Every morning for the past several months, Jill's first act upon arising is to turn on a morning TV show. I think she usually picks the same one, but as I am unable to determine the differences between any of them, the specific morning show in question is irrelevant. I think it has Al Roker and Matt Lauer, if that helps. In any event, I hate morning shows, and always have, so each morning, when I hear the discord of the insipid segments echoing throughout our apartment, i bury myself under pillows in an attempt to shield myself from the horror.

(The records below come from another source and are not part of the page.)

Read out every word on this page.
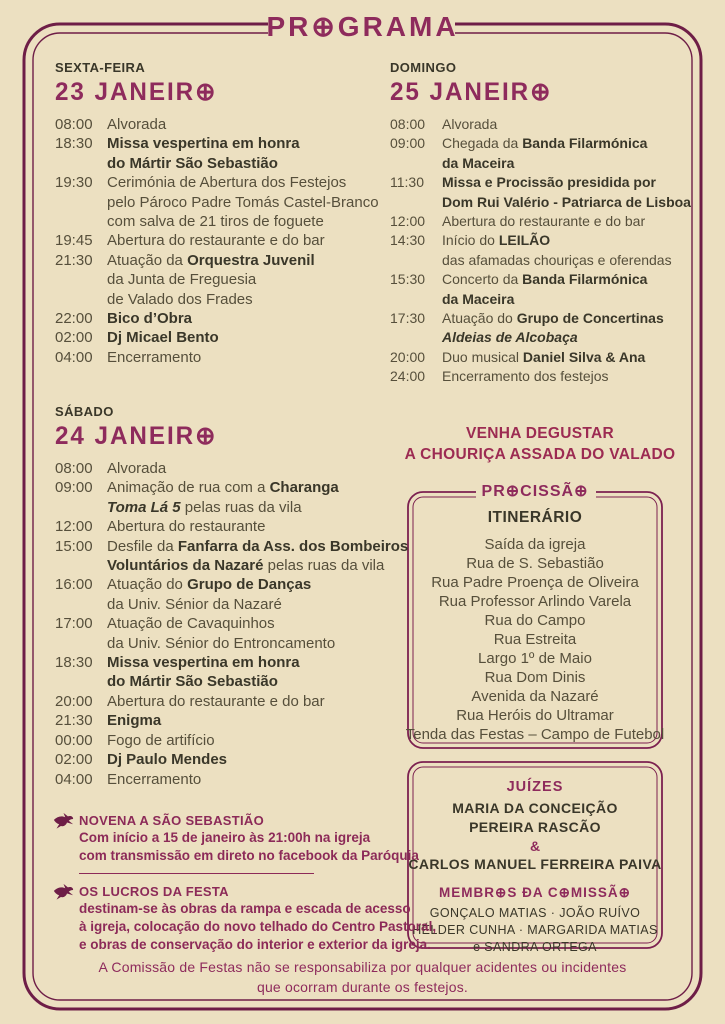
PR⊕GRAMA
SEXTA-FEIRA
23 JANEIR⊕
08:00 Alvorada
18:30 Missa vespertina em honra
do Mártir São Sebastião
19:30 Cerimónia de Abertura dos Festejos
pelo Pároco Padre Tomás Castel-Branco
com salva de 21 tiros de foguete
19:45 Abertura do restaurante e do bar
21:30 Atuação da Orquestra Juvenil
da Junta de Freguesia
de Valado dos Frades
22:00 Bico d’Obra
02:00 Dj Micael Bento
04:00 Encerramento
SÁBADO
24 JANEIR⊕
08:00 Alvorada
09:00 Animação de rua com a Charanga
Toma Lá 5 pelas ruas da vila
12:00 Abertura do restaurante
15:00 Desfile da Fanfarra da Ass. dos Bombeiros
Voluntários da Nazaré pelas ruas da vila
16:00 Atuação do Grupo de Danças
da Univ. Sénior da Nazaré
17:00 Atuação de Cavaquinhos
da Univ. Sénior do Entroncamento
18:30 Missa vespertina em honra
do Mártir São Sebastião
20:00 Abertura do restaurante e do bar
21:30 Enigma
00:00 Fogo de artifício
02:00 Dj Paulo Mendes
04:00 Encerramento
DOMINGO
25 JANEIR⊕
08:00	Alvorada
09:00	Chegada da Banda Filarmónica
da Maceira
11:30	Missa e Procissão presidida por
Dom Rui Valério - Patriarca de Lisboa
12:00	Abertura do restaurante e do bar
14:30	Início do LEILÃO
das afamadas chouriças e oferendas
15:30	Concerto da Banda Filarmónica
da Maceira
17:30	Atuação do Grupo de Concertinas
Aldeias de Alcobaça
20:00	Duo musical Daniel Silva & Ana
24:00	Encerramento dos festejos
VENHA DEGUSTAR
A CHOURIÇA ASSADA DO VALADO
PR⊕CISSÃ⊕
ITINERÁRIO
Saída da igreja
Rua de S. Sebastião
Rua Padre Proença de Oliveira
Rua Professor Arlindo Varela
Rua do Campo
Rua Estreita
Largo 1º de Maio
Rua Dom Dinis
Avenida da Nazaré
Rua Heróis do Ultramar
Tenda das Festas – Campo de Futebol
JUÍZES
MARIA DA CONCEIÇÃO
PEREIRA RASCÃO
&
CARLOS MANUEL FERREIRA PAIVA
MEMBR⊕S ÐA C⊕MISSÃ⊕
GONÇALO MATIAS · JOÃO RUÍVO
HÉLDER CUNHA · MARGARIDA MATIAS
e SANDRA ORTEGA
NOVENA A SÃO SEBASTIÃO
Com início a 15 de janeiro às 21:00h na igreja
com transmissão em direto no facebook da Paróquia
OS LUCROS DA FESTA
destinam-se às obras da rampa e escada de acesso
à igreja, colocação do novo telhado do Centro Pastoral,
e obras de conservação do interior e exterior da igreja.
A Comissão de Festas não se responsabiliza por qualquer acidentes ou incidentes
que ocorram durante os festejos.
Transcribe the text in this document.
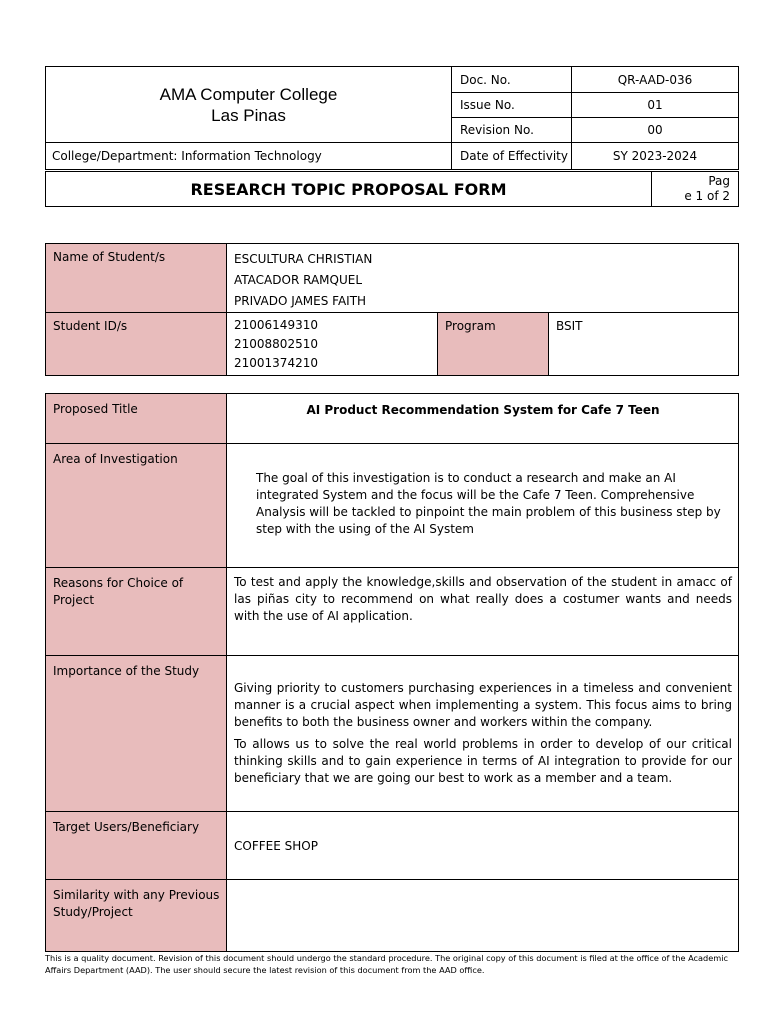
AMA Computer College
Las Pinas	Doc. No.	QR-AAD-036
	Issue No.	01
	Revision No.	00
College/Department: Information Technology	Date of Effectivity	SY 2023-2024
RESEARCH TOPIC PROPOSAL FORM	Pag
e 1 of 2
Name of Student/s	ESCULTURA CHRISTIAN
ATACADOR RAMQUEL
PRIVADO JAMES FAITH		

Student ID/s	21006149310
21008802510
21001374210	Program	BSIT
Proposed Title	AI Product Recommendation System for Cafe 7 Teen
Area of Investigation	The goal of this investigation is to conduct a research and make an AI integrated System and the focus will be the Cafe 7 Teen. Comprehensive Analysis will be tackled to pinpoint the main problem of this business step by step with the using of the AI System
Reasons for Choice of Project	To test and apply the knowledge,skills and observation of the student in amacc of las piñas city to recommend on what really does a costumer wants and needs with the use of AI application.
Importance of the Study	Giving priority to customers purchasing experiences in a timeless and convenient manner is a crucial aspect when implementing a system. This focus aims to bring benefits to both the business owner and workers within the company.
To allows us to solve the real world problems in order to develop of our critical thinking skills and to gain experience in terms of AI integration to provide for our beneficiary that we are going our best to work as a member and a team.

Target Users/Beneficiary	COFFEE SHOP
Similarity with any Previous Study/Project	
This is a quality document. Revision of this document should undergo the standard procedure. The original copy of this document is filed at the office of the Academic Affairs Department (AAD). The user should secure the latest revision of this document from the AAD office.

This morning, however, the show was thankfully still on by the time I sat down at the computer to check work mail. If it hadn't been playing, I wouldn't have gotten a key clue into determining why people are such neurotic wrecks these days. The were playing day five of a segment entitled, "Ten Hidden House Dangers". Today's featured danger? Pool Drains. They can suck with an unequalled force, pinning your sweet, innocent, cartoon-watching child to the bottom of the pool, drowning them. Same for the bathtub. Luckily, they provided steps to preventing this sort of mishap, saving your baby from an unexpected and ignominious death. Tomorrow, they are going to profile the #4 top house danger you should worry about.
Awesome. Just what I was hoping for. Thousands of moms even more paranoid and annoying than they already are.
Another feature that was to follow was entitled, "What's in Your Bottled Water?" I saved myself from that one by taking a shower, in shower water which, I'm sure The Today Show wouldn't hesitate to tell me was filled with micro-organisms that could eat off my skin if the conditions were right. Later, they were going to tell you exactly why you should lose those extra five pounds, but only after your local news brought you a leading story about a possible terrorist attack on NYC.
Well, shit. I can't believe the source of our nation's ills was staring me in the face for so long. The ubiquitous American morning show! By the time the average American is putting on his tie, or finishing her orange juice, they've been bombarded with about 18 stories of terror meant to burrow into their mind on the drive to work. By the time they've sat down at their desk, they're so worked up their body is fighting to keep a panic attack at bay. Hence the huge amount of anti-anxiety drugs prescribed on a weekly basis.
Today's culture is trying to keep natural selection at bay. When I was a child, and I went swimming, I managed to avoid pool drain deaths. And that was without the help of The Today Show or my mom. I instinctively knew, hey, that's a pool drain, and i'm not going to stick my face in it until I die. Make no mistake, there were kids who died tragic deaths when I was young, and I'm guessing that The Today Show wouldn't have changed that. As kids, we knew, walking in front of cars going 100 mph was a bad idea, and drinking a bottle of iodine was an equally bad idea. Past that, who cares if i drank from the water hose? Or swam in a creek? If i didn't make it into adulthood, someone that was either luckier or smarter than me did, so the world was essentially working as planned.
What these shows have managed to do is make everyone so paranoid of everything, nobody can ever let down their guard. If The Today Show existed 100,000 years ago, caveman would be warned daily about "The Ten Things about Sabre-Tooth Tigers You Need To Know!" They'd walk around constantly afraid they'd get attacked by a mammoth, or step on a parasite that'd eat their organs, or die from a huge comet. Some fear to always keep them in a state of panic, raising stress and adrenaline levels.
Today, even when we go on vacation, we are worried about the water, the creatures in the beautiful ocean, undercooked food, robberies, traffic accidents .. Which is why there are five-star resorts in Sri Lanka - to make us feel safe, because outside the walls "reality" exists. And reality is dangerous. Vacations are all very stressful. We need to return ASAP so we can get back to the comfortable and protected bubble of our own home.
Jill doesn't know it yet, but morning shows are hereby banned from our house. Instead, we'll play a daily game of Russian Roulette before finishing our eggs and toast and heading off to work, where we will proceed to drink lots of bottle water and hang out next to pool drains with unnaturally strong pulls.